Sumber: wikipedia dan papuaweb.org
Berdasarkan sejarah, di Kepulauan Raja Ampat terdapat empat kerajaan tradisional, masing- masing ialah kerajaan Waigeo, dengan sentra kekuasaannya di Wewayai, pulau Waigeo; kerajaan Salawati, dengan sentra kekuasaan di Samate, pulau Salawati Utara; kerajaan Sailolof dengan sentra kekuasaan di Sailolof, pulau Salawati Selatan, dan kerajaanMisol, dengan sentra kekuasaan di Lilinta, pulau Misol. Penguasa Kerajaan Lilinta/Misol (sejak kala ke-16 bawahan kerajaan Bacan):
Di tinjau dari sisi sejarah, Kepulauan Raja Ampat di kala ke 15 merupakan bab dari kekuasaan Kesultanan Tidore, sebuah kerajaan besar yang berpusat di Kepulauan Maluku.
Untuk menjalankan pemerintahannya, Kesultanan Tidore ini menunjuk 4 orang Raja lokal untuk berkuasa di pulau Waigeo, Batanta, Salawati dan Misool yang merupakan 4 pulau terbesar dalam jajaran kepulauan Raja Ampat hingga kini ini. Istilah 4 orang Raja dalam yang memerintah di formasi kepulauan itulah yang menjadi awal dari nama Raja Ampat.
Penguasa Kerajaan Waigeo (sejak kala ke-16 bawahan Ternate): Gandżun (1900-1918)Tahun 1660, Voc memang sempat menandatangani perjanjian dengan sultan Tidore di mana Tidore mengakui protektorat Belanda atas penduduk Irian barat.
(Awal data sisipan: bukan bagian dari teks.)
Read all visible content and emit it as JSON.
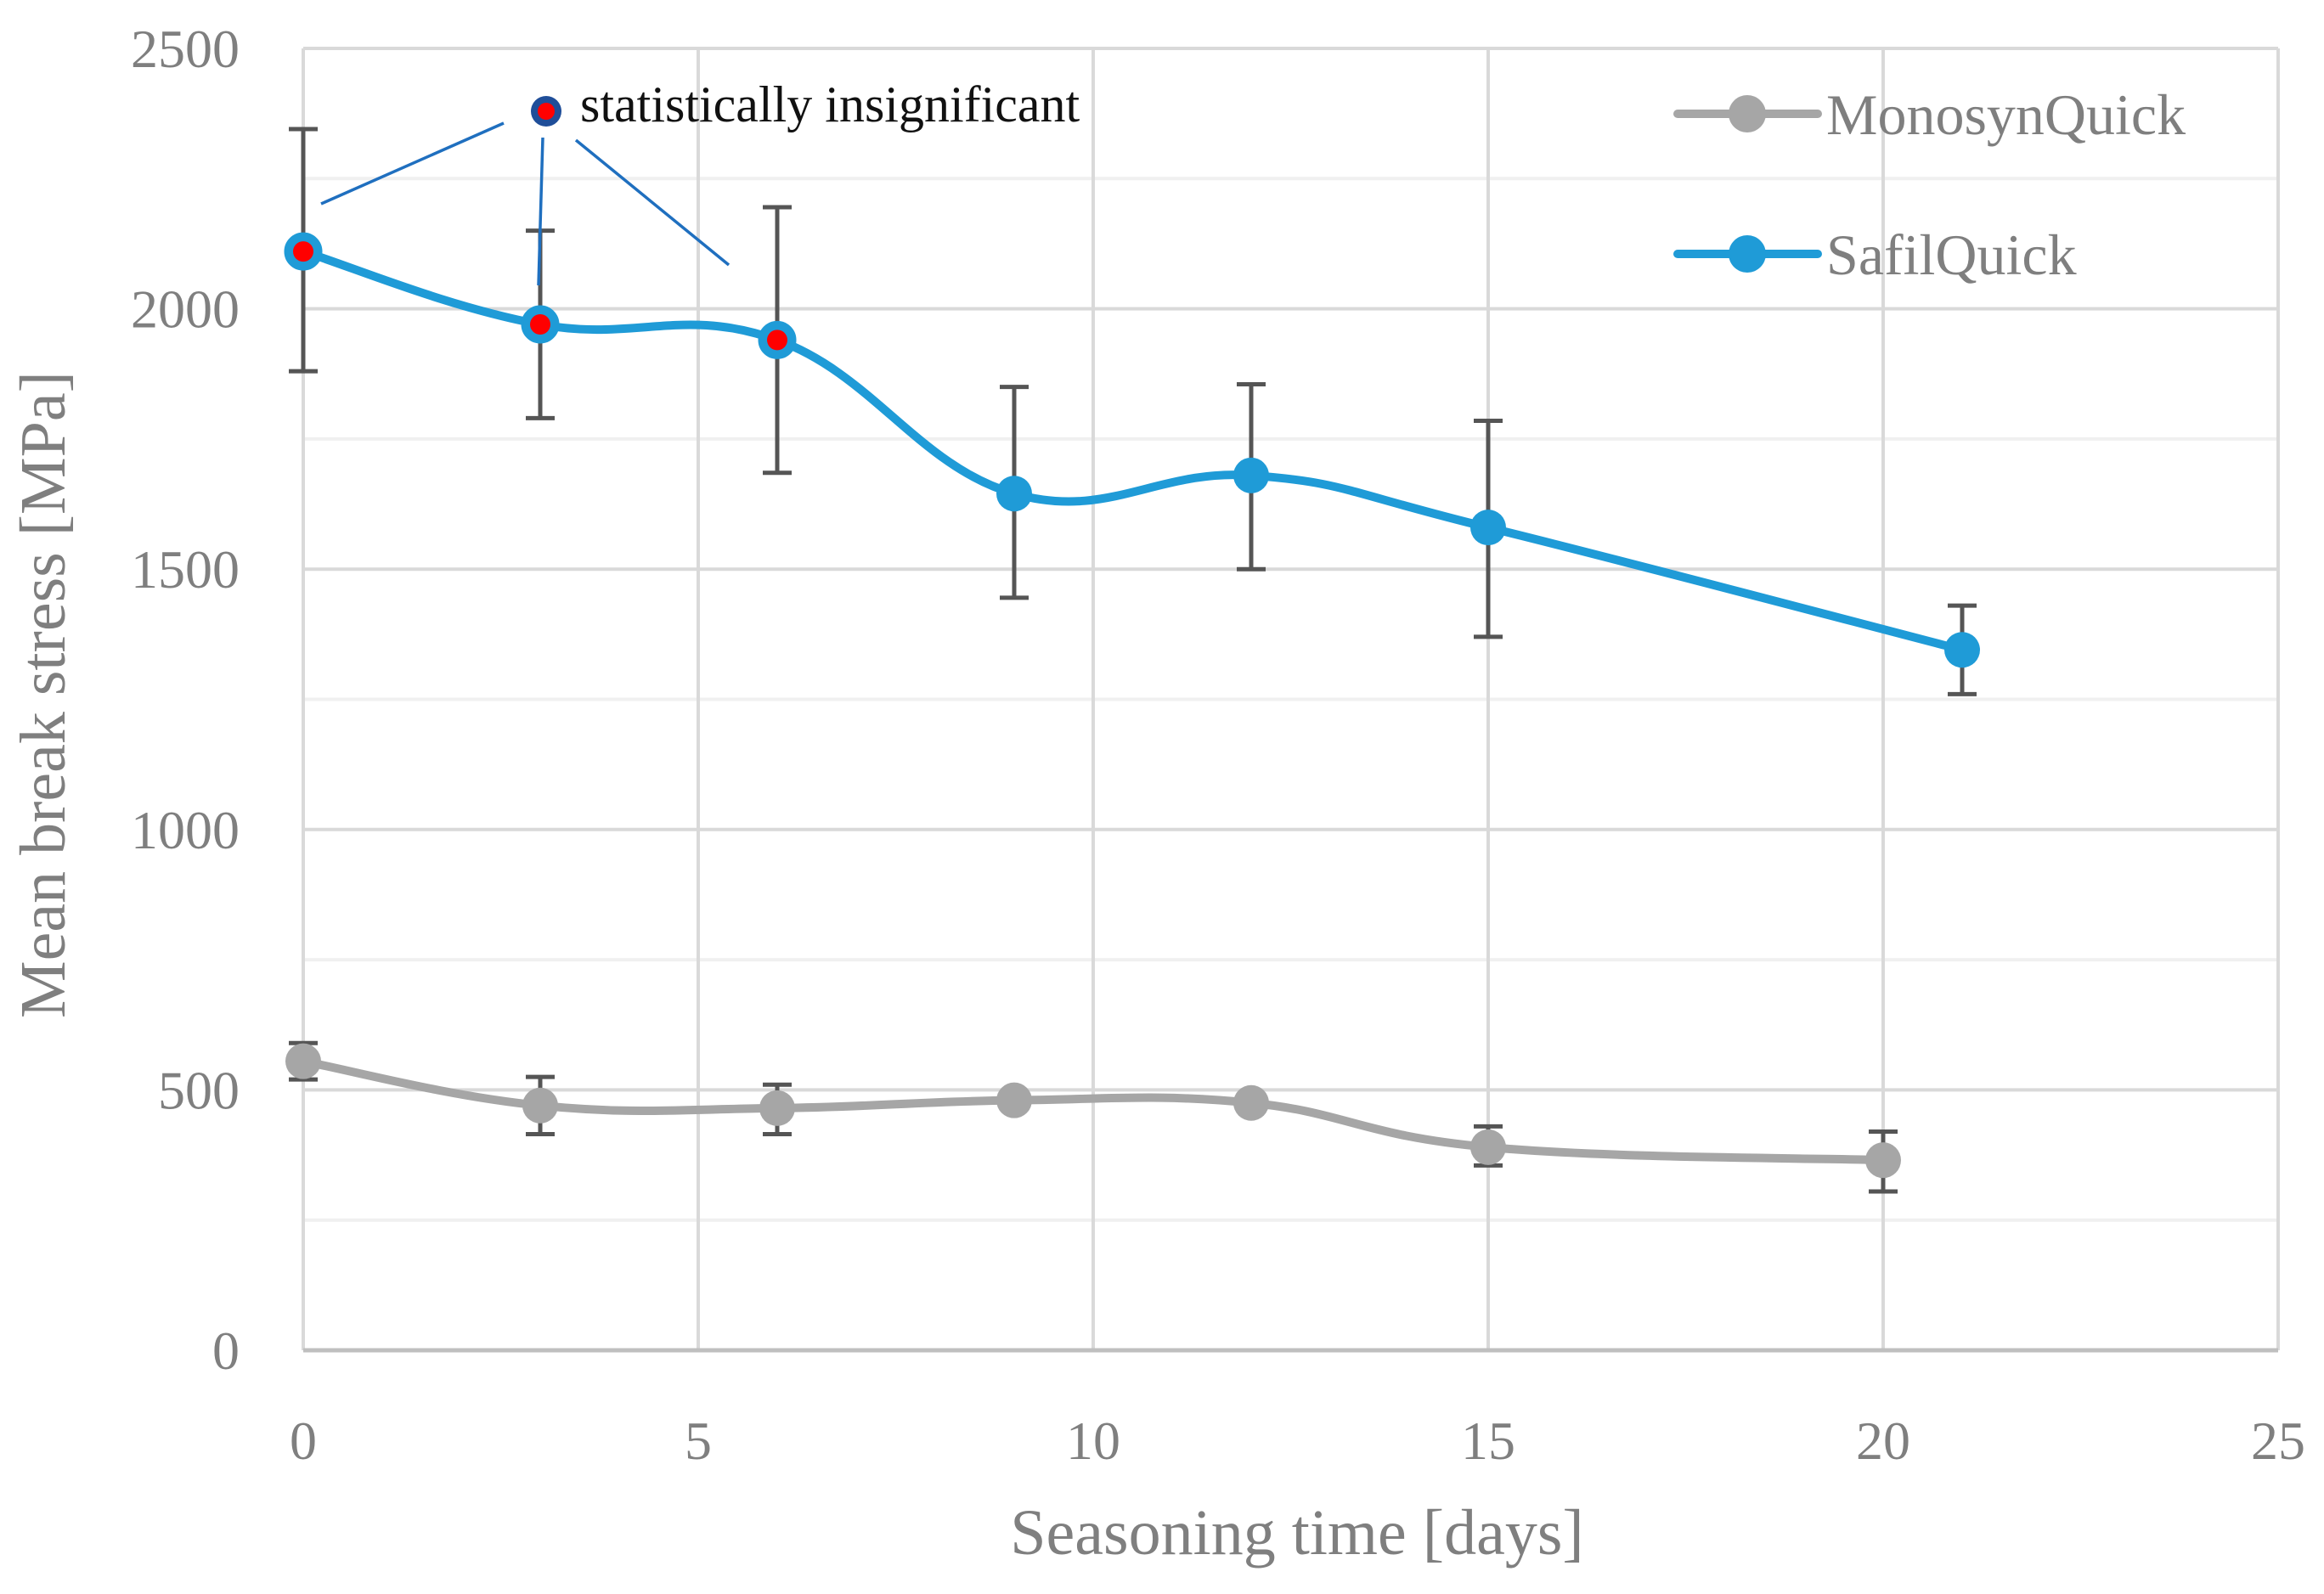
{
  "chart_data": {
    "type": "line",
    "title": "",
    "xlabel": "Seasoning time [days]",
    "ylabel": "Mean break stress [MPa]",
    "xlim": [
      0,
      25
    ],
    "ylim": [
      0,
      2500
    ],
    "x_ticks": [
      0,
      5,
      10,
      15,
      20,
      25
    ],
    "x_tick_labels": [
      "0",
      "5",
      "10",
      "15",
      "20",
      "25"
    ],
    "y_ticks": [
      0,
      500,
      1000,
      1500,
      2000,
      2500
    ],
    "y_tick_labels": [
      "0",
      "500",
      "1000",
      "1500",
      "2000",
      "2500"
    ],
    "y_minor_gridlines": [
      250,
      750,
      1250,
      1750,
      2250
    ],
    "grid": true,
    "smoothed_lines": true,
    "legend_position": "top-right",
    "series": [
      {
        "name": "MonosynQuick",
        "color": "#a6a6a6",
        "x": [
          0,
          3,
          6,
          9,
          12,
          15,
          20
        ],
        "y": [
          555,
          470,
          465,
          480,
          475,
          390,
          365
        ],
        "error_low": [
          520,
          415,
          415,
          null,
          null,
          355,
          305
        ],
        "error_high": [
          590,
          525,
          510,
          null,
          null,
          430,
          420
        ]
      },
      {
        "name": "SafilQuick",
        "color": "#1f9bd7",
        "x": [
          0,
          3,
          6,
          9,
          12,
          15,
          21
        ],
        "y": [
          2110,
          1970,
          1940,
          1645,
          1680,
          1580,
          1345
        ],
        "error_low": [
          1880,
          1790,
          1685,
          1445,
          1500,
          1370,
          1260
        ],
        "error_high": [
          2345,
          2150,
          2195,
          1850,
          1855,
          1785,
          1430
        ],
        "highlighted_points": [
          0,
          1,
          2
        ]
      }
    ],
    "highlight_color": "#ff0000",
    "annotation": {
      "text": "statistically insignificant",
      "marker_fill": "#ff0000",
      "marker_stroke": "#1f4e99",
      "leader_color": "#1f6fbf",
      "points_to_x": [
        0,
        3,
        6
      ]
    }
  }
}
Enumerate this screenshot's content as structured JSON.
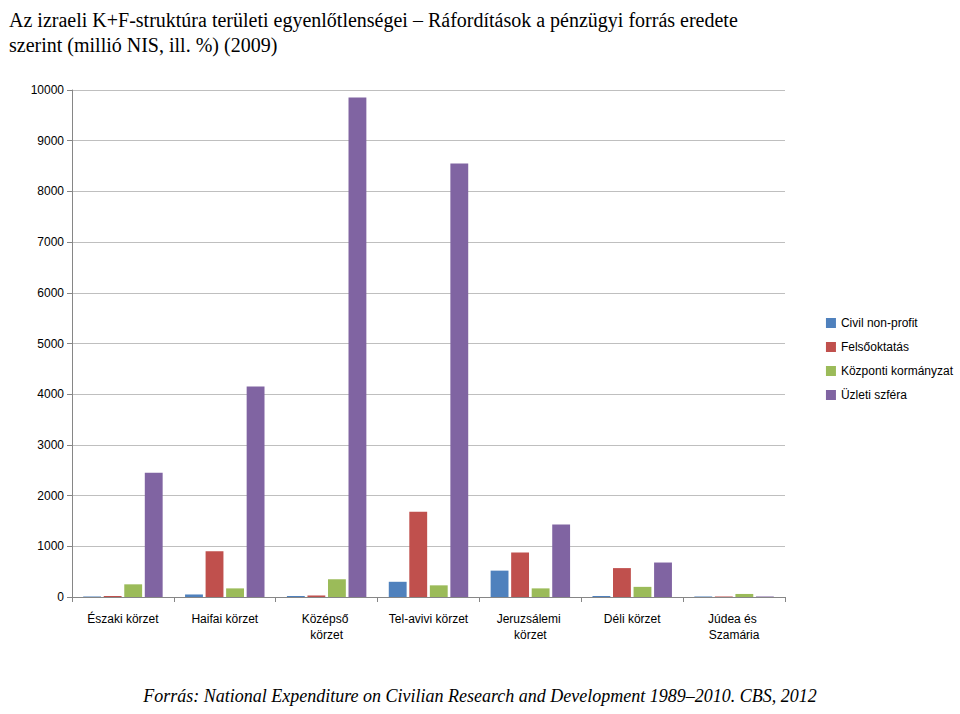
{
  "chart_data": {
    "type": "bar",
    "title": "Az izraeli K+F-struktúra területi egyenlőtlenségei – Ráfordítások a pénzügyi forrás eredete szerint (millió NIS, ill. %) (2009)",
    "source": "Forrás: National Expenditure on Civilian Research and Development 1989–2010. CBS, 2012",
    "categories": [
      "Északi körzet",
      "Haifai körzet",
      "Középső körzet",
      "Tel-avivi körzet",
      "Jeruzsálemi körzet",
      "Déli körzet",
      "Júdea és Szamária"
    ],
    "series": [
      {
        "name": "Civil non-profit",
        "color": "#4f81bd",
        "values": [
          10,
          50,
          20,
          300,
          520,
          20,
          10
        ]
      },
      {
        "name": "Felsőoktatás",
        "color": "#c0504d",
        "values": [
          20,
          900,
          30,
          1680,
          880,
          570,
          10
        ]
      },
      {
        "name": "Központi kormányzat",
        "color": "#9bbb59",
        "values": [
          250,
          170,
          350,
          230,
          170,
          200,
          60
        ]
      },
      {
        "name": "Üzleti szféra",
        "color": "#8064a2",
        "values": [
          2450,
          4150,
          9850,
          8550,
          1430,
          680,
          10
        ]
      }
    ],
    "ylim": [
      0,
      10000
    ],
    "yticks": [
      0,
      1000,
      2000,
      3000,
      4000,
      5000,
      6000,
      7000,
      8000,
      9000,
      10000
    ],
    "grid": true,
    "legend": "right"
  }
}
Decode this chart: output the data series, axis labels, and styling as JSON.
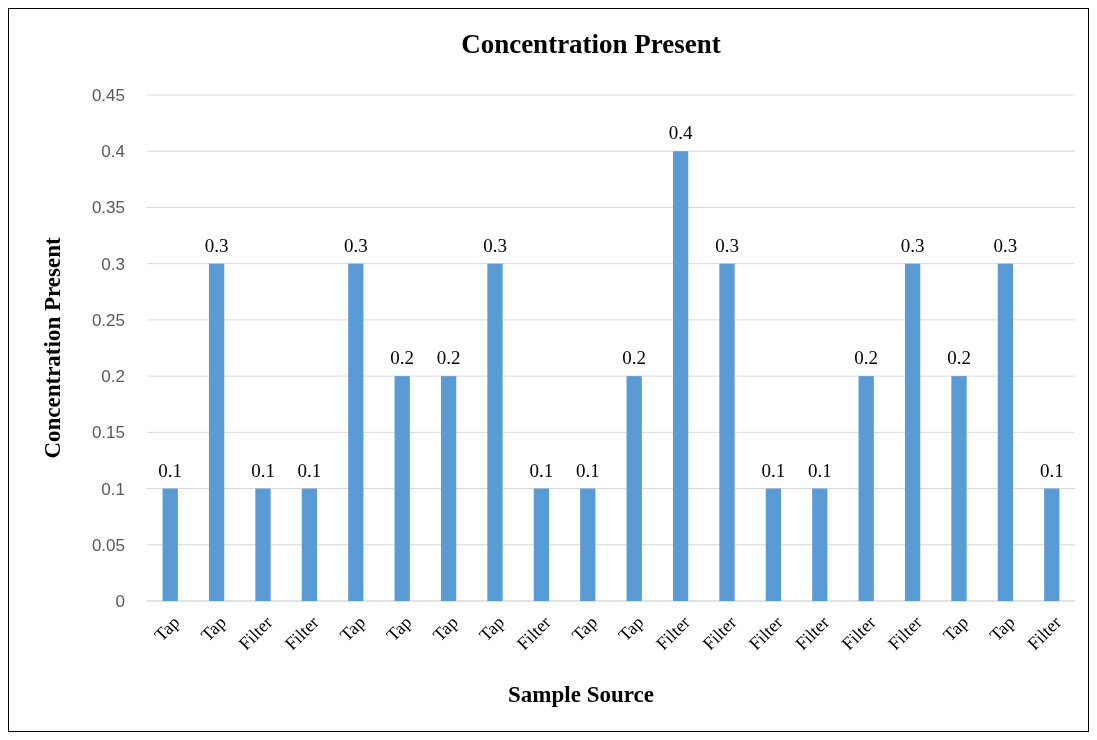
{
  "chart_data": {
    "type": "bar",
    "title": "Concentration Present",
    "xlabel": "Sample Source",
    "ylabel": "Concentration Present",
    "categories": [
      "Tap",
      "Tap",
      "Filter",
      "Filter",
      "Tap",
      "Tap",
      "Tap",
      "Tap",
      "Filter",
      "Tap",
      "Tap",
      "Filter",
      "Filter",
      "Filter",
      "Filter",
      "Filter",
      "Filter",
      "Tap",
      "Tap",
      "Filter"
    ],
    "values": [
      0.1,
      0.3,
      0.1,
      0.1,
      0.3,
      0.2,
      0.2,
      0.3,
      0.1,
      0.1,
      0.2,
      0.4,
      0.3,
      0.1,
      0.1,
      0.2,
      0.3,
      0.2,
      0.3,
      0.1
    ],
    "color": "#5b9bd5",
    "ylim": [
      0,
      0.45
    ],
    "yticks": [
      0,
      0.05,
      0.1,
      0.15,
      0.2,
      0.25,
      0.3,
      0.35,
      0.4,
      0.45
    ],
    "grid": "y",
    "data_labels": true
  }
}
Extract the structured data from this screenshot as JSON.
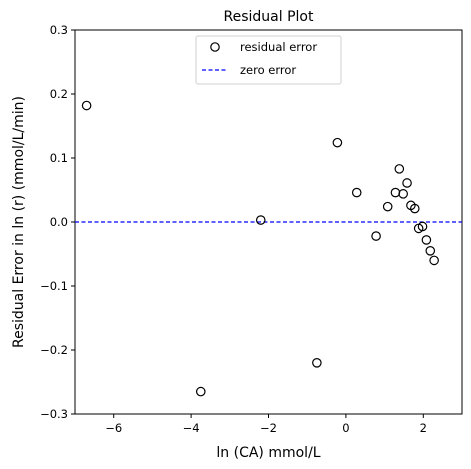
{
  "chart_data": {
    "type": "scatter",
    "title": "Residual Plot",
    "xlabel": "ln (CA) mmol/L",
    "ylabel": "Residual Error in ln (r) (mmol/L/min)",
    "xlim": [
      -7,
      3
    ],
    "ylim": [
      -0.3,
      0.3
    ],
    "x_ticks": [
      -6,
      -4,
      -2,
      0,
      2
    ],
    "y_ticks": [
      -0.3,
      -0.2,
      -0.1,
      0.0,
      0.1,
      0.2,
      0.3
    ],
    "x_tick_labels": [
      "−6",
      "−4",
      "−2",
      "0",
      "2"
    ],
    "y_tick_labels": [
      "−0.3",
      "−0.2",
      "−0.1",
      "0.0",
      "0.1",
      "0.2",
      "0.3"
    ],
    "grid": false,
    "legend_position": "top-center",
    "series": [
      {
        "name": "residual error",
        "marker": "open-circle",
        "color": "#000000",
        "points": [
          {
            "x": -6.7,
            "y": 0.182
          },
          {
            "x": -3.75,
            "y": -0.265
          },
          {
            "x": -2.2,
            "y": 0.003
          },
          {
            "x": -0.75,
            "y": -0.22
          },
          {
            "x": -0.22,
            "y": 0.124
          },
          {
            "x": 0.28,
            "y": 0.046
          },
          {
            "x": 0.78,
            "y": -0.022
          },
          {
            "x": 1.08,
            "y": 0.024
          },
          {
            "x": 1.28,
            "y": 0.046
          },
          {
            "x": 1.38,
            "y": 0.083
          },
          {
            "x": 1.48,
            "y": 0.044
          },
          {
            "x": 1.58,
            "y": 0.061
          },
          {
            "x": 1.68,
            "y": 0.026
          },
          {
            "x": 1.78,
            "y": 0.021
          },
          {
            "x": 1.88,
            "y": -0.01
          },
          {
            "x": 1.98,
            "y": -0.007
          },
          {
            "x": 2.08,
            "y": -0.028
          },
          {
            "x": 2.18,
            "y": -0.045
          },
          {
            "x": 2.28,
            "y": -0.06
          }
        ]
      }
    ],
    "reference_line": {
      "name": "zero error",
      "y": 0,
      "style": "dashed",
      "color": "#0000ff"
    }
  }
}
Perjanjian ini terang mencakup penduduk kepulauan antara Maluku dan Irian. Yang terang juga, Tidore bahwasanya tidak pernah menguasai Irian. Makara protektorat Belanda hanya merupakan fiksi hukum. Tidore menganggap dirinya atasan Biak. Pada masa itu, pedagang Melayu mulai mengunjungi pulau Irian. Justru pandangan Tidore ini yang menjadi alasan Belanda menganggap bab barat pulau ini ialah bab dari Hindia Belanda. Sejak kala ke-16, selain di Kepulauan Raja Ampat yang termasuk wilayah kekuasaan Sultan Bacan dan Sultan Ternate, tempat lain di Papua yaitu daerah pesisir Papua dari pulau Biak (serta daerah sebaran orang Biak) hingga Mimika merupakan bab dari wilayah mandala Kesultanan Tidore, sebuah kerajaan besar yang berdekatan dengan wilayah Papua. Tidore menganut adab Uli-Siwa (Persekutuan Sembilan), sehingga provinsi-provinsi Tidore ibarat Biak, Fakfak dan sebagainya juga dibagi dalam sembilan distrik (pertuanan).